しかし、まずは行ってみようという事になって、さっそく四人でホテルを出る。そして、わたしたちはすぐに、上を見上げることになった。
「憧……永水の人の泊まってるホテルって、まさかこれのこと?」
「……う、うん」
「ふぇぇ……」
わたしたちの宿は決してグレードが低いわけではない。
だが、正面のホテルは、大理石造りのエントランスを持つ超高級宿だ。
恐らくは三倍、いや、五倍以上の宿泊費がかかりそうな異次元の世界に、みんな目を丸くした。
(そっか、ここが、全国代表の学校が泊まるホテルなんだ)
ならば相応のグレードであることは当然だろう。しかし、これはあまりにすごい。
本当に入ってもいいのか……という雰囲気が流れ始めたわたしたちが、自動ドアを超える。
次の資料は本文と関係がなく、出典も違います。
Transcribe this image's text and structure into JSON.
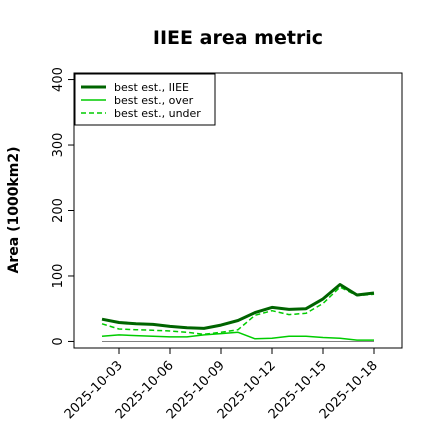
{
  "chart_data": {
    "type": "line",
    "title": "IIEE area metric",
    "xlabel": "",
    "ylabel": "Area (1000km2)",
    "ylim": [
      -10,
      410
    ],
    "yticks": [
      0,
      100,
      200,
      300,
      400
    ],
    "x": [
      "2025-10-02",
      "2025-10-03",
      "2025-10-04",
      "2025-10-05",
      "2025-10-06",
      "2025-10-07",
      "2025-10-08",
      "2025-10-09",
      "2025-10-10",
      "2025-10-11",
      "2025-10-12",
      "2025-10-13",
      "2025-10-14",
      "2025-10-15",
      "2025-10-16",
      "2025-10-17",
      "2025-10-18"
    ],
    "xticks": [
      "2025-10-03",
      "2025-10-06",
      "2025-10-09",
      "2025-10-12",
      "2025-10-15",
      "2025-10-18"
    ],
    "legend_position": "top-left",
    "grid": false,
    "baseline": 0,
    "series": [
      {
        "name": "best est., IIEE",
        "color": "#006400",
        "style": "solid",
        "width": 3,
        "values": [
          34,
          29,
          27,
          26,
          23,
          21,
          20,
          25,
          32,
          44,
          52,
          49,
          50,
          65,
          87,
          71,
          74
        ]
      },
      {
        "name": "best est., over",
        "color": "#00cc00",
        "style": "solid",
        "width": 1.5,
        "values": [
          8,
          10,
          9,
          8,
          7,
          7,
          10,
          12,
          14,
          4,
          5,
          8,
          8,
          6,
          5,
          2,
          2
        ]
      },
      {
        "name": "best est., under",
        "color": "#00cc00",
        "style": "dashed",
        "width": 1.5,
        "values": [
          27,
          19,
          18,
          17,
          16,
          14,
          11,
          14,
          18,
          40,
          47,
          41,
          43,
          58,
          83,
          70,
          72
        ]
      }
    ]
  }
}
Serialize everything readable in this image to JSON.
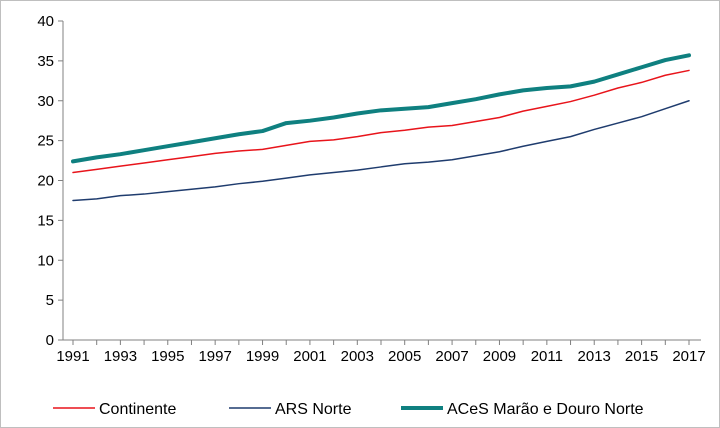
{
  "chart_data": {
    "type": "line",
    "title": "",
    "xlabel": "",
    "ylabel": "",
    "ylim": [
      0,
      40
    ],
    "yticks": [
      0,
      5,
      10,
      15,
      20,
      25,
      30,
      35,
      40
    ],
    "x": [
      1991,
      1992,
      1993,
      1994,
      1995,
      1996,
      1997,
      1998,
      1999,
      2000,
      2001,
      2002,
      2003,
      2004,
      2005,
      2006,
      2007,
      2008,
      2009,
      2010,
      2011,
      2012,
      2013,
      2014,
      2015,
      2016,
      2017
    ],
    "xtick_labels": [
      "1991",
      "1993",
      "1995",
      "1997",
      "1999",
      "2001",
      "2003",
      "2005",
      "2007",
      "2009",
      "2011",
      "2013",
      "2015",
      "2017"
    ],
    "grid": false,
    "legend_position": "bottom",
    "series": [
      {
        "name": "Continente",
        "color": "#e8141b",
        "width": 1.5,
        "values": [
          21.0,
          21.4,
          21.8,
          22.2,
          22.6,
          23.0,
          23.4,
          23.7,
          23.9,
          24.4,
          24.9,
          25.1,
          25.5,
          26.0,
          26.3,
          26.7,
          26.9,
          27.4,
          27.9,
          28.7,
          29.3,
          29.9,
          30.7,
          31.6,
          32.3,
          33.2,
          33.8
        ]
      },
      {
        "name": "ARS Norte",
        "color": "#1f3c6e",
        "width": 1.5,
        "values": [
          17.5,
          17.7,
          18.1,
          18.3,
          18.6,
          18.9,
          19.2,
          19.6,
          19.9,
          20.3,
          20.7,
          21.0,
          21.3,
          21.7,
          22.1,
          22.3,
          22.6,
          23.1,
          23.6,
          24.3,
          24.9,
          25.5,
          26.4,
          27.2,
          28.0,
          29.0,
          30.0
        ]
      },
      {
        "name": "ACeS Marão e Douro Norte",
        "color": "#0f8080",
        "width": 4,
        "values": [
          22.4,
          22.9,
          23.3,
          23.8,
          24.3,
          24.8,
          25.3,
          25.8,
          26.2,
          27.2,
          27.5,
          27.9,
          28.4,
          28.8,
          29.0,
          29.2,
          29.7,
          30.2,
          30.8,
          31.3,
          31.6,
          31.8,
          32.4,
          33.3,
          34.2,
          35.1,
          35.7
        ]
      }
    ]
  }
}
そして呼び出された憧が率先して、フロントの人に声をかけた。
「お待ちしておりました。新子様、案内させていただきます」
「はあ」
まさかの、フロントの人に連れられての案内であった。
ベージュ色の高級感漂う壁紙や、たまに現れる高そうな絵や花瓶を見て、さすがは東京の高級宿だと感心してしまった。そこら中に気遣いが行き届いている、うちも負けていないけれど。
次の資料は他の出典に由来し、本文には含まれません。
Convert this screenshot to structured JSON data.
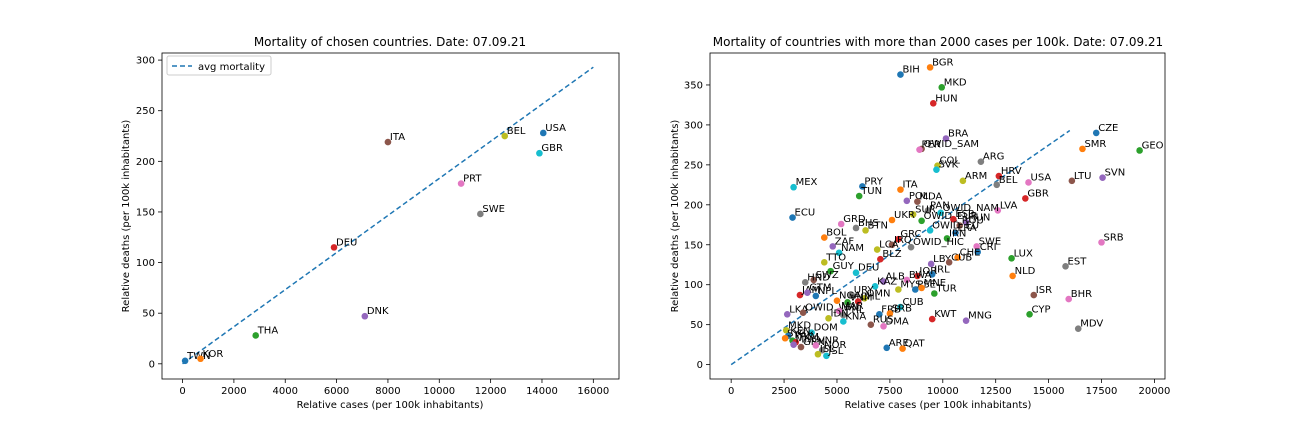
{
  "palette": [
    "#1f77b4",
    "#ff7f0e",
    "#2ca02c",
    "#d62728",
    "#9467bd",
    "#8c564b",
    "#e377c2",
    "#7f7f7f",
    "#bcbd22",
    "#17becf"
  ],
  "chart_data": [
    {
      "type": "scatter",
      "title": "Mortality of chosen countries. Date: 07.09.21",
      "xlabel": "Relative cases (per 100k inhabitants)",
      "ylabel": "Relative deaths (per 100k inhabitants)",
      "xlim": [
        -800,
        17000
      ],
      "ylim": [
        -15,
        307
      ],
      "xticks": [
        0,
        2000,
        4000,
        6000,
        8000,
        10000,
        12000,
        14000,
        16000
      ],
      "yticks": [
        0,
        50,
        100,
        150,
        200,
        250,
        300
      ],
      "grid": false,
      "legend": {
        "position": "top-left",
        "entries": [
          {
            "label": "avg mortality",
            "style": "dashed",
            "color": "#1f77b4"
          }
        ]
      },
      "trend_line": {
        "name": "avg mortality",
        "x": [
          0,
          16000
        ],
        "y": [
          0,
          293
        ]
      },
      "points": [
        {
          "label": "TWN",
          "x": 100,
          "y": 3
        },
        {
          "label": "KOR",
          "x": 700,
          "y": 5
        },
        {
          "label": "THA",
          "x": 2850,
          "y": 28
        },
        {
          "label": "DEU",
          "x": 5900,
          "y": 115
        },
        {
          "label": "DNK",
          "x": 7100,
          "y": 47
        },
        {
          "label": "ITA",
          "x": 8000,
          "y": 219
        },
        {
          "label": "PRT",
          "x": 10850,
          "y": 178
        },
        {
          "label": "SWE",
          "x": 11600,
          "y": 148
        },
        {
          "label": "BEL",
          "x": 12550,
          "y": 225
        },
        {
          "label": "GBR",
          "x": 13900,
          "y": 208
        },
        {
          "label": "USA",
          "x": 14050,
          "y": 228
        }
      ]
    },
    {
      "type": "scatter",
      "title": "Mortality of countries with more than 2000 cases per 100k. Date: 07.09.21",
      "xlabel": "Relative cases (per 100k inhabitants)",
      "ylabel": "Relative deaths (per 100k inhabitants)",
      "xlim": [
        -1000,
        20500
      ],
      "ylim": [
        -18,
        390
      ],
      "xticks": [
        0,
        2500,
        5000,
        7500,
        10000,
        12500,
        15000,
        17500,
        20000
      ],
      "yticks": [
        0,
        50,
        100,
        150,
        200,
        250,
        300,
        350
      ],
      "grid": false,
      "trend_line": {
        "x": [
          0,
          16000
        ],
        "y": [
          0,
          293
        ]
      },
      "points": [
        {
          "label": "BIH",
          "x": 8000,
          "y": 363
        },
        {
          "label": "BGR",
          "x": 9400,
          "y": 372
        },
        {
          "label": "MKD",
          "x": 9950,
          "y": 347
        },
        {
          "label": "HUN",
          "x": 9550,
          "y": 327
        },
        {
          "label": "BRA",
          "x": 10150,
          "y": 283
        },
        {
          "label": "OWID_SAM",
          "x": 9000,
          "y": 270
        },
        {
          "label": "PER",
          "x": 8900,
          "y": 269
        },
        {
          "label": "ARG",
          "x": 11800,
          "y": 254
        },
        {
          "label": "COL",
          "x": 9750,
          "y": 249
        },
        {
          "label": "SVK",
          "x": 9700,
          "y": 244
        },
        {
          "label": "CZE",
          "x": 17250,
          "y": 290
        },
        {
          "label": "SMR",
          "x": 16600,
          "y": 270
        },
        {
          "label": "GEO",
          "x": 19300,
          "y": 268
        },
        {
          "label": "HRV",
          "x": 12650,
          "y": 236
        },
        {
          "label": "SVN",
          "x": 17550,
          "y": 234
        },
        {
          "label": "LTU",
          "x": 16100,
          "y": 230
        },
        {
          "label": "USA",
          "x": 14050,
          "y": 228
        },
        {
          "label": "BEL",
          "x": 12550,
          "y": 225
        },
        {
          "label": "ARM",
          "x": 10950,
          "y": 230
        },
        {
          "label": "MEX",
          "x": 2950,
          "y": 222
        },
        {
          "label": "PRY",
          "x": 6200,
          "y": 223
        },
        {
          "label": "ITA",
          "x": 8000,
          "y": 219
        },
        {
          "label": "TUN",
          "x": 6050,
          "y": 211
        },
        {
          "label": "GBR",
          "x": 13900,
          "y": 208
        },
        {
          "label": "POL",
          "x": 8300,
          "y": 205
        },
        {
          "label": "MDA",
          "x": 8800,
          "y": 204
        },
        {
          "label": "LVA",
          "x": 12600,
          "y": 193
        },
        {
          "label": "PAN",
          "x": 9300,
          "y": 193
        },
        {
          "label": "SUR",
          "x": 8600,
          "y": 188
        },
        {
          "label": "OWID_NAM",
          "x": 9900,
          "y": 190
        },
        {
          "label": "ECU",
          "x": 2900,
          "y": 184
        },
        {
          "label": "UKR",
          "x": 7600,
          "y": 181
        },
        {
          "label": "OWID_EUR",
          "x": 9000,
          "y": 180
        },
        {
          "label": "ESP",
          "x": 10500,
          "y": 182
        },
        {
          "label": "HUN2",
          "x": 11100,
          "y": 178
        },
        {
          "label": "ROU",
          "x": 10800,
          "y": 174
        },
        {
          "label": "GRD",
          "x": 5200,
          "y": 176
        },
        {
          "label": "BHS",
          "x": 5900,
          "y": 171
        },
        {
          "label": "BTN",
          "x": 6350,
          "y": 168
        },
        {
          "label": "OWID_EU",
          "x": 9400,
          "y": 168
        },
        {
          "label": "FRA",
          "x": 10600,
          "y": 165
        },
        {
          "label": "BOL",
          "x": 4400,
          "y": 159
        },
        {
          "label": "IRN",
          "x": 10200,
          "y": 158
        },
        {
          "label": "GRC",
          "x": 7900,
          "y": 157
        },
        {
          "label": "ZAF",
          "x": 4800,
          "y": 148
        },
        {
          "label": "IRQ",
          "x": 7600,
          "y": 150
        },
        {
          "label": "SWE",
          "x": 11600,
          "y": 148
        },
        {
          "label": "OWID_HIC",
          "x": 8500,
          "y": 147
        },
        {
          "label": "LCA",
          "x": 6900,
          "y": 144
        },
        {
          "label": "NAM",
          "x": 5100,
          "y": 140
        },
        {
          "label": "CRI",
          "x": 11650,
          "y": 141
        },
        {
          "label": "CHE",
          "x": 10700,
          "y": 134
        },
        {
          "label": "LUX",
          "x": 13250,
          "y": 133
        },
        {
          "label": "BLZ",
          "x": 7050,
          "y": 132
        },
        {
          "label": "LBY",
          "x": 9450,
          "y": 126
        },
        {
          "label": "CUB2",
          "x": 10300,
          "y": 128
        },
        {
          "label": "SRB",
          "x": 17500,
          "y": 153
        },
        {
          "label": "EST",
          "x": 15800,
          "y": 123
        },
        {
          "label": "TTO",
          "x": 4400,
          "y": 128
        },
        {
          "label": "DEU",
          "x": 5900,
          "y": 115
        },
        {
          "label": "IRL",
          "x": 9500,
          "y": 113
        },
        {
          "label": "NLD",
          "x": 13300,
          "y": 111
        },
        {
          "label": "GUY",
          "x": 4700,
          "y": 117
        },
        {
          "label": "JOR",
          "x": 8800,
          "y": 111
        },
        {
          "label": "ALB",
          "x": 7200,
          "y": 104
        },
        {
          "label": "SWZ",
          "x": 3900,
          "y": 106
        },
        {
          "label": "BWA",
          "x": 8300,
          "y": 106
        },
        {
          "label": "HND",
          "x": 3500,
          "y": 103
        },
        {
          "label": "MYS",
          "x": 7900,
          "y": 94
        },
        {
          "label": "KAZ",
          "x": 6800,
          "y": 98
        },
        {
          "label": "PSE",
          "x": 8700,
          "y": 94
        },
        {
          "label": "MNE",
          "x": 9000,
          "y": 96
        },
        {
          "label": "TUR",
          "x": 9600,
          "y": 89
        },
        {
          "label": "JAM",
          "x": 3250,
          "y": 87
        },
        {
          "label": "GTM",
          "x": 3600,
          "y": 90
        },
        {
          "label": "ISR",
          "x": 14300,
          "y": 87
        },
        {
          "label": "BHR",
          "x": 15950,
          "y": 82
        },
        {
          "label": "URY",
          "x": 5700,
          "y": 87
        },
        {
          "label": "OMN",
          "x": 6300,
          "y": 83
        },
        {
          "label": "CUB",
          "x": 8000,
          "y": 72
        },
        {
          "label": "NPL",
          "x": 4000,
          "y": 86
        },
        {
          "label": "NGA",
          "x": 5000,
          "y": 80
        },
        {
          "label": "VNM",
          "x": 5500,
          "y": 78
        },
        {
          "label": "CHL",
          "x": 6000,
          "y": 79
        },
        {
          "label": "LKA",
          "x": 2650,
          "y": 63
        },
        {
          "label": "OWID_WRL",
          "x": 3400,
          "y": 65
        },
        {
          "label": "MAR",
          "x": 5100,
          "y": 67
        },
        {
          "label": "PHL",
          "x": 5300,
          "y": 62
        },
        {
          "label": "IDN",
          "x": 4600,
          "y": 58
        },
        {
          "label": "KNA",
          "x": 5300,
          "y": 54
        },
        {
          "label": "FRB",
          "x": 7000,
          "y": 63
        },
        {
          "label": "SRB2",
          "x": 7500,
          "y": 64
        },
        {
          "label": "CYP",
          "x": 14100,
          "y": 63
        },
        {
          "label": "KWT",
          "x": 9500,
          "y": 57
        },
        {
          "label": "MNG",
          "x": 11100,
          "y": 55
        },
        {
          "label": "RUS",
          "x": 6600,
          "y": 50
        },
        {
          "label": "DMA",
          "x": 7200,
          "y": 48
        },
        {
          "label": "MDV",
          "x": 16400,
          "y": 45
        },
        {
          "label": "MKD2",
          "x": 2600,
          "y": 43
        },
        {
          "label": "DOM",
          "x": 3800,
          "y": 40
        },
        {
          "label": "KEN",
          "x": 2700,
          "y": 36
        },
        {
          "label": "SYC",
          "x": 2550,
          "y": 33
        },
        {
          "label": "PAK",
          "x": 2900,
          "y": 30
        },
        {
          "label": "TKM",
          "x": 3050,
          "y": 28
        },
        {
          "label": "MNG2",
          "x": 2950,
          "y": 25
        },
        {
          "label": "GRN",
          "x": 3300,
          "y": 22
        },
        {
          "label": "VNR",
          "x": 4000,
          "y": 24
        },
        {
          "label": "NOR",
          "x": 4300,
          "y": 18
        },
        {
          "label": "ISL",
          "x": 4100,
          "y": 13
        },
        {
          "label": "JSL",
          "x": 4500,
          "y": 11
        },
        {
          "label": "ARE",
          "x": 7350,
          "y": 21
        },
        {
          "label": "QAT",
          "x": 8100,
          "y": 20
        }
      ]
    }
  ]
}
ちょっとした対抗心を燃やしながら進んでいると、しかし今度は、ぽかんと口を開いた。
その部屋は、今までと、まったく雰囲気が違っていた。
「な、なんじゃこりゃあ」
「はわー……」
部屋の床は木目で、朱色の柱。盆栽にありそうな木が備え付けられ、まるで神社のような佇まいだ。
振り返ると洋風、目の前は和風。サッシを境に、ある種の境界線がそこに存在しているみたいだ。
そして、その神聖な空間に、畳の椅子に目を閉じて腰掛け待つ巫女がいた。
「……いらっしゃったようです」
「そう」
大人の一人が耳打ちする。ゆっくりと目を開いて私たちを見据えて、微笑んだ。
「夜分遅くにお呼びしてしまいましたね。来ていただけて嬉しいです」
座って目を瞑ってじっと待っていた人は、インハイ決勝戦で団体戦大将を務めた、おもちのお姉さん。
石戸霞さんだ。春さんもすぐ横に控えている。
「あ、あ、あああ、あの、こ、これは……?」
「ふふ、そんなに緊張なさらないでください。呼びつけたのはこちらなのですから……望さんは、大人の方から、事情を説明をさせていただけないでしょうか」
「はい。そ、それは、もちろんです……!」
代表として前に出た望さんは、ひどく緊張しているみたいだった。
そういえば、さっきちらっと憧ちゃんが言っていたっけ。
神社の中でも上下関係があって、霧島は最も格が高い家柄を持っているんだとか。
格の高そうな雰囲気を持った大人の巫女さんに連れられて、後ろの別な部屋に入っていく。
「皆さんもどうぞ座って、楽にしてください」
「あ、あのっ……!」
しかし、そんな緊張感漂う新子家とは真逆に、しずちゃんだけがテンション爆上がりであった。
ずいっと前に出て、目をぴかぴかと星のように輝かせながら、瞬間移動のごとく石戸さん迫った。
「今日の試合すごかったです! わたし、すっごく感動しました!」
「あら、嬉しいわ。ありがとう」
前に出ている感情は、完全に憧れの眼差しである。石戸さんも満更ではなさそうだ。
「神代小蒔さんもすごかったですけど、石戸さんの打ち方も目から鱗で……!」
「ふふふっ」
「えっと、えっと、それで……あの。どうして憧だけじゃなくてわたしたちを呼んだんですか?」
しずちゃんは途中で冷静になって、結果的に、わたしたちの言いたかったことを全部言ってくれた。
石戸さんは表情一つ変えずに、穏やかに微笑んで、その問いに答えた。